De Chłodnastraat, die ik vanuit mijn keukenraam kon zien, sneed het getto van west naar oost doormidden. De straat was een belangrijke verkeersader en bleef daarom ‘arisch’ gebied, door muren van het getto afgesloten.

Brug over de Chłodnastraat (de ‘Jacobsladder’)
Ten noorden van de Chłodna lag het grote getto, ten zuiden het kleine. Gedurende enige tijd werden de getto’s met elkaar verbonden door een houten voetgangersbrug, die zich hoog boven de Chłodna verhief. Een ooggetuige noemde de brug de Jacobsladder. Daarbij had hij een droom van de oudtestamentische Jacob in gedachten. In die droom klimmen de engelen Gods op en dalen ze neder langs een ladder die tot in de hemel reikt.[1]

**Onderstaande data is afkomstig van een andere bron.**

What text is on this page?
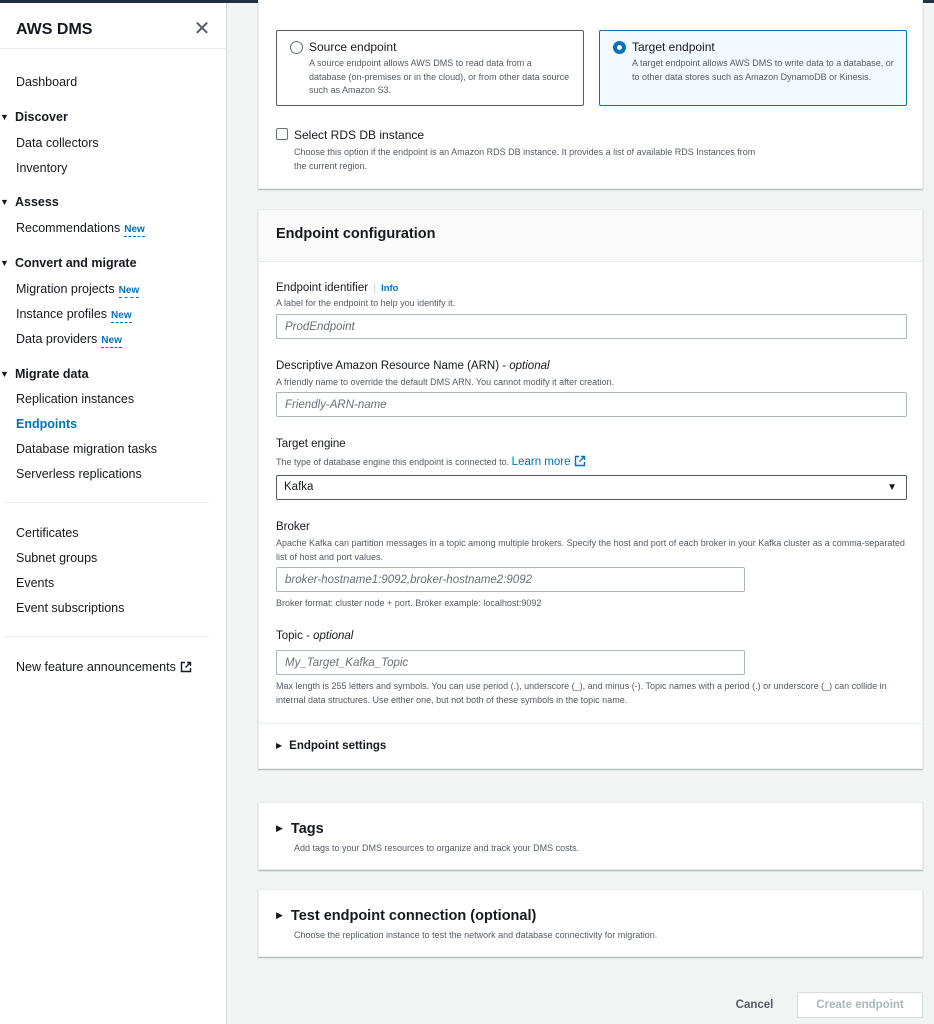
AWS DMS	✕
Dashboard
▼ Discover
Data collectors
Inventory
▼ Assess
Recommendations New
▼ Convert and migrate
Migration projects New
Instance profiles New
Data providers New
▼ Migrate data
Replication instances
Endpoints
Database migration tasks
Serverless replications
Certificates
Subnet groups
Events
Event subscriptions
New feature announcements
Source endpoint
A source endpoint allows AWS DMS to read data from a database (on-premises or in the cloud), or from other data source such as Amazon S3.
Target endpoint
A target endpoint allows AWS DMS to write data to a database, or to other data stores such as Amazon DynamoDB or Kinesis.
Select RDS DB instance
Choose this option if the endpoint is an Amazon RDS DB instance. It provides a list of available RDS Instances from the current region.
Endpoint configuration
Endpoint identifier Info
A label for the endpoint to help you identify it.
ProdEndpoint
Descriptive Amazon Resource Name (ARN) - optional
A friendly name to override the default DMS ARN. You cannot modify it after creation.
Friendly-ARN-name
Target engine
The type of database engine this endpoint is connected to. Learn more
Kafka	▼
Broker
Apache Kafka can partition messages in a topic among multiple brokers. Specify the host and port of each broker in your Kafka cluster as a comma-separated list of host and port values.
broker-hostname1:9092,broker-hostname2:9092
Broker format: cluster node + port. Broker example: localhost:9092
Topic - optional
My_Target_Kafka_Topic
Max length is 255 letters and symbols. You can use period (.), underscore (_), and minus (-). Topic names with a period (.) or underscore (_) can collide in internal data structures. Use either one, but not both of these symbols in the topic name.
▶ Endpoint settings
▶ Tags
Add tags to your DMS resources to organize and track your DMS costs.
▶ Test endpoint connection (optional)
Choose the replication instance to test the network and database connectivity for migration.
Cancel	Create endpoint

Het grote getto werd na de opstand van 1943 door de nazi’s volledig in de as gelegd. Na de oorlog werd besloten een nieuwe wijk op het puin te bouwen: Muranów. Uit het kleine getto waren alle Joden al in 1942 weggevoerd. Hoewel de oorlog ook hier enorme schade aanrichtte, bleven er ongeveer dertig gebouwen gespaard. Deze ostańce, achterblijvers, markeerden het landschap van mijn Warschause jaren. Het waren huizen van donkerbruine baksteen, die soms op ruïnes leken.
Liedjesschrijver
In een van die huizen werd in 1912 of 1914 de dichter en liedjesschrijver Władysław Szlengel geboren. Opgegroeid tussen de rabbijnen, straatvechters, en kinderen die rondrenden op de binnenplaats, bracht hij in zijn geinige liedteksten de veelstemmigheid van zijn buurt tot leven. Hij was beroemd: iedere inwoner van Warschau kon zijn schlagers meezingen en zijn gedichten werden in tijdschriften gepubliceerd. Maar toen het antisemitisme in de jaren dertig steeds meer aan de oppervlakte kwam, werd zijn pen steeds giftiger. In het gedicht Nihil Novi uit 1937 gaf hij een lange opsomming van beschuldigingen die Joden al tweeduizend jaar te horen krijgen: ‘een litanie over nutteloosheid en slechtheid’ – ‘dat ik het water in de putten vergiftig / dat ik slecht weer meebreng / […] / dat ik uit heiligdommen gouden kruisen steel / om ze te bespugen en met modder te besmeuren / om ze later duur te verkopen / […] / dat ik kinderbloed met matses vermeng / en dat ik op iedere feestdag / bleke jongetjes steel / om hun dode ogen uit te steken’.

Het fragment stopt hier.